Aksi demonstrasi yang berlangsung di depan Kantor Dewan Perwakilan Rakyat Daerah (DPRD) Sumatera Utara juga berdampak langsung pada pedagang kecil yang tetap bertahan berjualan di lokasi, Selasa (26/08/2025).
Pedagang tahu isi, Irwan, yang sudah berjualan selama 15 tahun, mengaku terbiasa menghadapi situasi ricuh saat demo. Menurutnya, informasi mengenai aksi biasanya diperoleh dari sesama pedagang, mahasiswa, hingga aparat kepolisian.
“Informasi demo ini kami dapat dari sesama pedagang, juga berkoordinasi dengan mahasiswa dan pihak kepolisian. Ini tempat paling netral, posisi paling aman. Mau tidak mau kami harus turun ke keramaian walaupun ada risiko. Yang penting perut dulu, kan,” ujarnya.
Irwan menambahkan, keuntungan yang didapat jauh menurun karena pembeli enggan mendekat saat situasi mulai ricuh.
“Keuntungan hancur karena ricuh. Kami berharap ricuhnya nanti sore, rupanya belum apa-apa sudah ricuh,” jelasnya.
Meski begitu, ia mengaku tetap berlapang dada dengan segala risiko.
“Sudah biasa, bahkan saya pernah menghadapi kondisi etalase sampai pecah. Itu sudah hukum dagang di tempat seperti ini. Dapat rezeki, tapi ada risiko. Dagangan, bahkan nyawa pun dipertaruhkan,” katanya.
Hal serupa juga dialami pedagang kopi, Riyan Fernandes, yang tetap membuka lapak saat demo berlangsung. Ia mengatakan, informasi adanya aksi diperoleh dari media sosial dan kabar teman.
“Informasi demo saya dapat dari Instagram dan kabar kawan-kawan. Keuntungan berkurang karena orang lebih fokus ke orasi. Tapi ya namanya harapan, mana tahu ada yang haus, butuh kopi biar makin semangat orasinya,” ungkapnya.

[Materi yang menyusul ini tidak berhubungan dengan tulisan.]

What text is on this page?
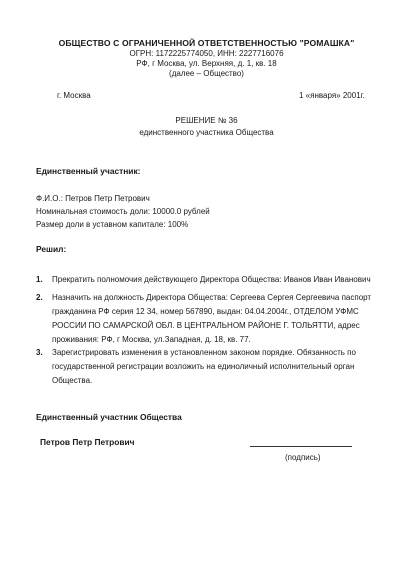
ОБЩЕСТВО С ОГРАНИЧЕННОЙ ОТВЕТСТВЕННОСТЬЮ "РОМАШКА"
ОГРН: 1172225774050, ИНН: 2227716076
РФ, г Москва, ул. Верхняя, д. 1, кв. 18
(далее – Общество)
г. Москва	1 «января» 2001г.
РЕШЕНИЕ № 36
единственного участника Общества
Единственный участник:
Ф.И.О.: Петров Петр Петрович
Номинальная стоимость доли: 10000.0 рублей
Размер доли в уставном капитале: 100%
Решил:
1. Прекратить полномочия действующего Директора Общества: Иванов Иван Иванович
2. Назначить на должность Директора Общества: Сергеева Сергея Сергеевича паспорт гражданина РФ серия 12 34, номер 567890, выдан: 04.04.2004г., ОТДЕЛОМ УФМС РОССИИ ПО САМАРСКОЙ ОБЛ. В ЦЕНТРАЛЬНОМ РАЙОНЕ Г. ТОЛЬЯТТИ, адрес проживания: РФ, г Москва, ул.Западная, д. 18, кв. 77.
3. Зарегистрировать изменения в установленном законом порядке. Обязанность по государственной регистрации возложить на единоличный исполнительный орган Общества.
Единственный участник Общества
Петров Петр Петрович
(подпись)
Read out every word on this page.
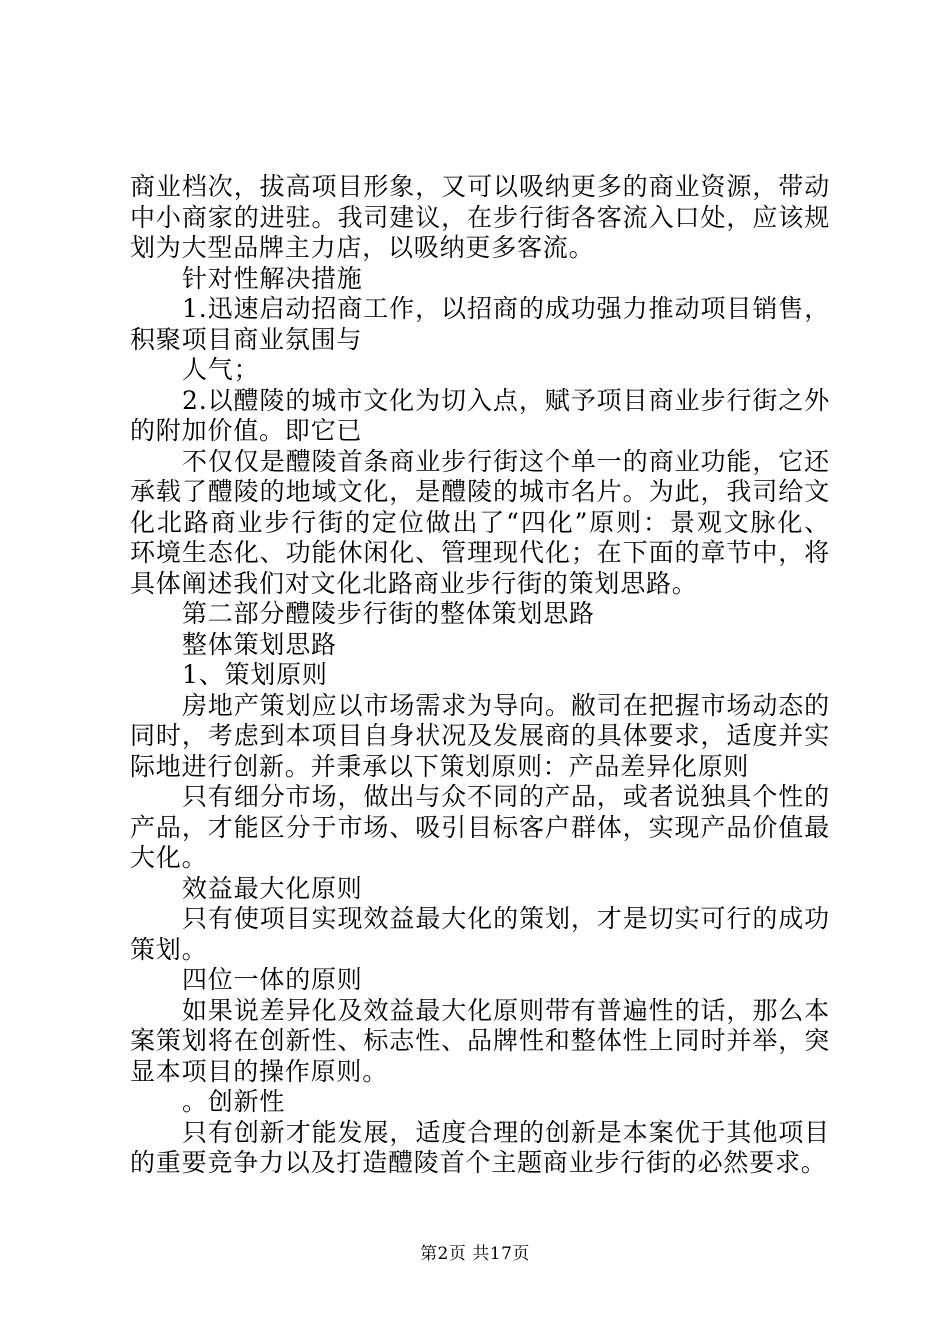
商业档次，拔高项目形象，又可以吸纳更多的商业资源，带动
中小商家的进驻。我司建议，在步行街各客流入口处，应该规
划为大型品牌主力店，以吸纳更多客流。
针对性解决措施
1.迅速启动招商工作，以招商的成功强力推动项目销售，
积聚项目商业氛围与
人气；
2.以醴陵的城市文化为切入点，赋予项目商业步行街之外
的附加价值。即它已
不仅仅是醴陵首条商业步行街这个单一的商业功能，它还
承载了醴陵的地域文化，是醴陵的城市名片。为此，我司给文
化北路商业步行街的定位做出了“四化”原则：景观文脉化、
环境生态化、功能休闲化、管理现代化；在下面的章节中，将
具体阐述我们对文化北路商业步行街的策划思路。
第二部分醴陵步行街的整体策划思路
整体策划思路
1、策划原则
房地产策划应以市场需求为导向。敝司在把握市场动态的
同时，考虑到本项目自身状况及发展商的具体要求，适度并实
际地进行创新。并秉承以下策划原则：产品差异化原则
只有细分市场，做出与众不同的产品，或者说独具个性的
产品，才能区分于市场、吸引目标客户群体，实现产品价值最
大化。
效益最大化原则
只有使项目实现效益最大化的策划，才是切实可行的成功
策划。
四位一体的原则
如果说差异化及效益最大化原则带有普遍性的话，那么本
案策划将在创新性、标志性、品牌性和整体性上同时并举，突
显本项目的操作原则。
。创新性
只有创新才能发展，适度合理的创新是本案优于其他项目
的重要竞争力以及打造醴陵首个主题商业步行街的必然要求。
第2页 共17页
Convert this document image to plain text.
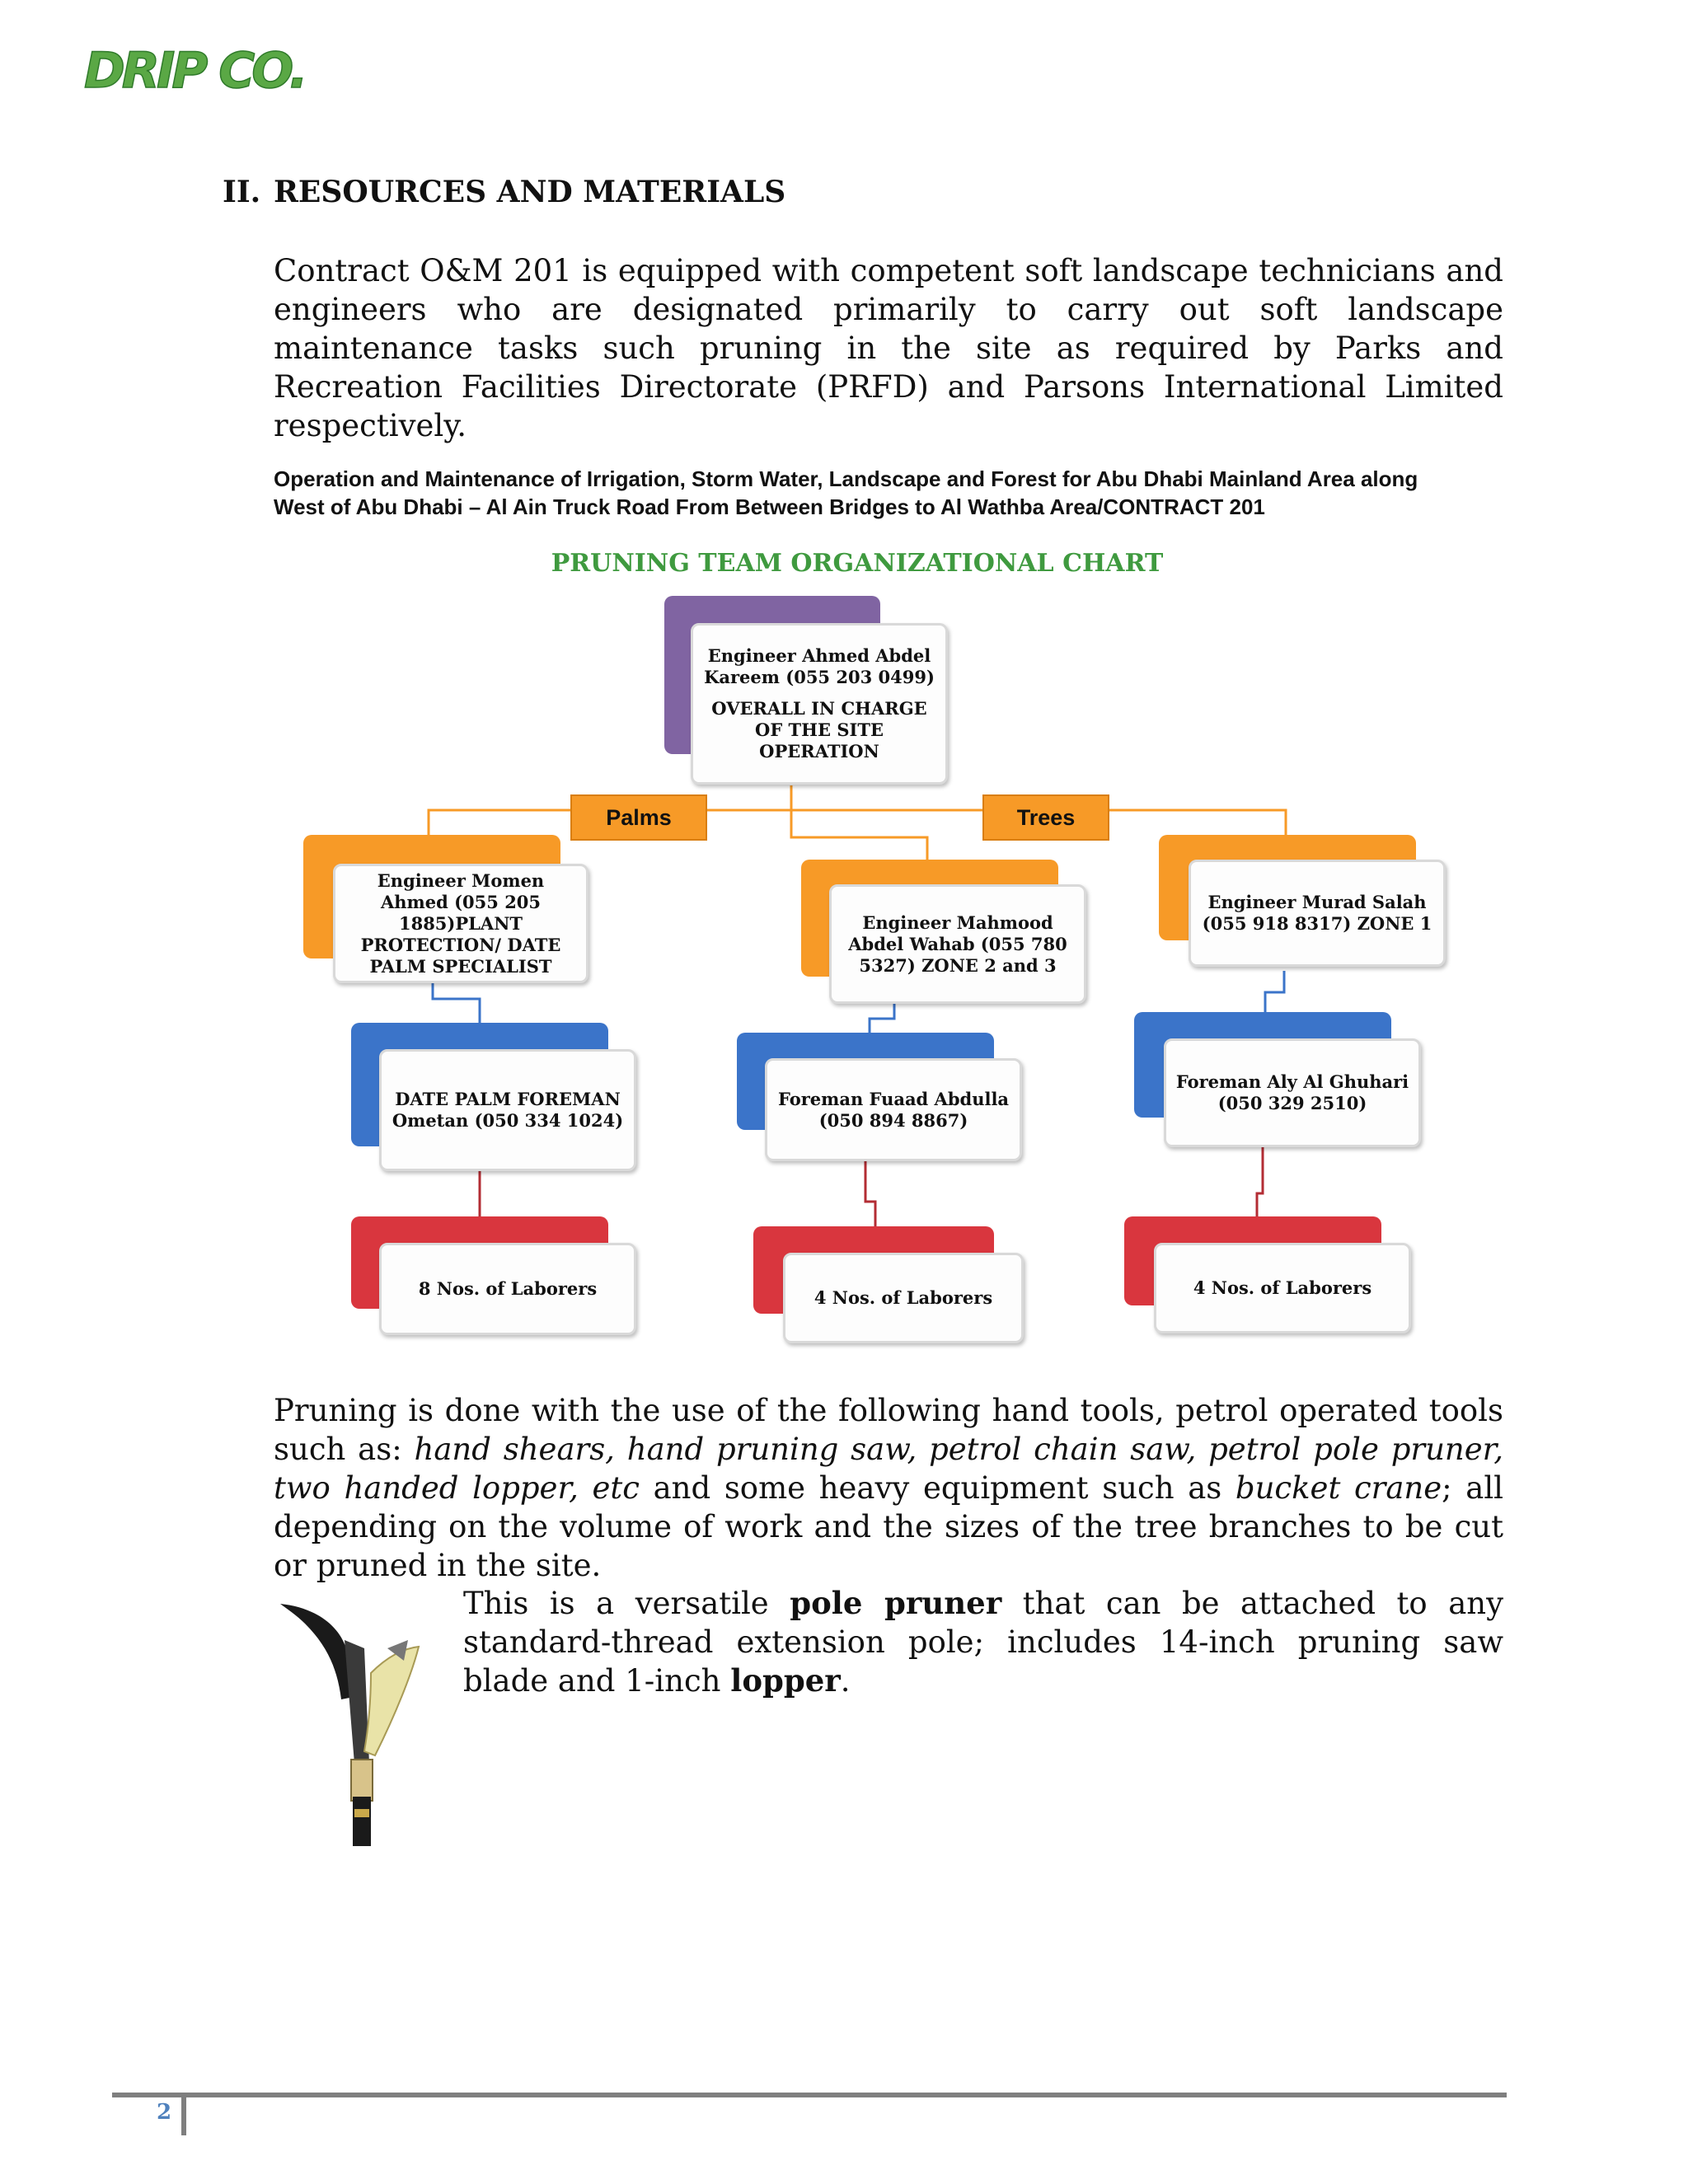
DRIP CO.
II. RESOURCES AND MATERIALS
Contract O&M 201 is equipped with competent soft landscape technicians and engineers who are designated primarily to carry out soft landscape maintenance tasks such pruning in the site as required by Parks and Recreation Facilities Directorate (PRFD) and Parsons International Limited respectively.
Operation and Maintenance of Irrigation, Storm Water, Landscape and Forest for Abu Dhabi Mainland Area along
West of Abu Dhabi – Al Ain Truck Road From Between Bridges to Al Wathba Area/CONTRACT 201
PRUNING TEAM ORGANIZATIONAL CHART
Engineer Ahmed Abdel Kareem (055 203 0499)
OVERALL IN CHARGE OF THE SITE OPERATION
Palms	Trees
Engineer Momen Ahmed (055 205 1885)PLANT PROTECTION/ DATE PALM SPECIALIST
Engineer Mahmood Abdel Wahab (055 780 5327) ZONE 2 and 3
Engineer Murad Salah (055 918 8317) ZONE 1
DATE PALM FOREMAN Ometan (050 334 1024)
Foreman Fuaad Abdulla (050 894 8867)
Foreman Aly Al Ghuhari (050 329 2510)
8 Nos. of Laborers	4 Nos. of Laborers	4 Nos. of Laborers
Pruning is done with the use of the following hand tools, petrol operated tools such as: hand shears, hand pruning saw, petrol chain saw, petrol pole pruner, two handed lopper, etc and some heavy equipment such as bucket crane; all depending on the volume of work and the sizes of the tree branches to be cut or pruned in the site.
This is a versatile pole pruner that can be attached to any standard-thread extension pole; includes 14-inch pruning saw blade and 1-inch lopper.
2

Riyan memastikan harga jual tetap normal, tanpa ada perbedaan dengan hari biasa. Terkait rasa takut, ia mengaku tetap waspada, terutama jika terjadi lempar-lemparan batu.
“Harganya tetap sama, tidak dibeda-bedakan, normal saja. Perasaan biasa saja, tapi ya manusiawi lah kalau ada rasa takut. Jaga diri saja, jangan ganggu orang lain,” pungkasnya.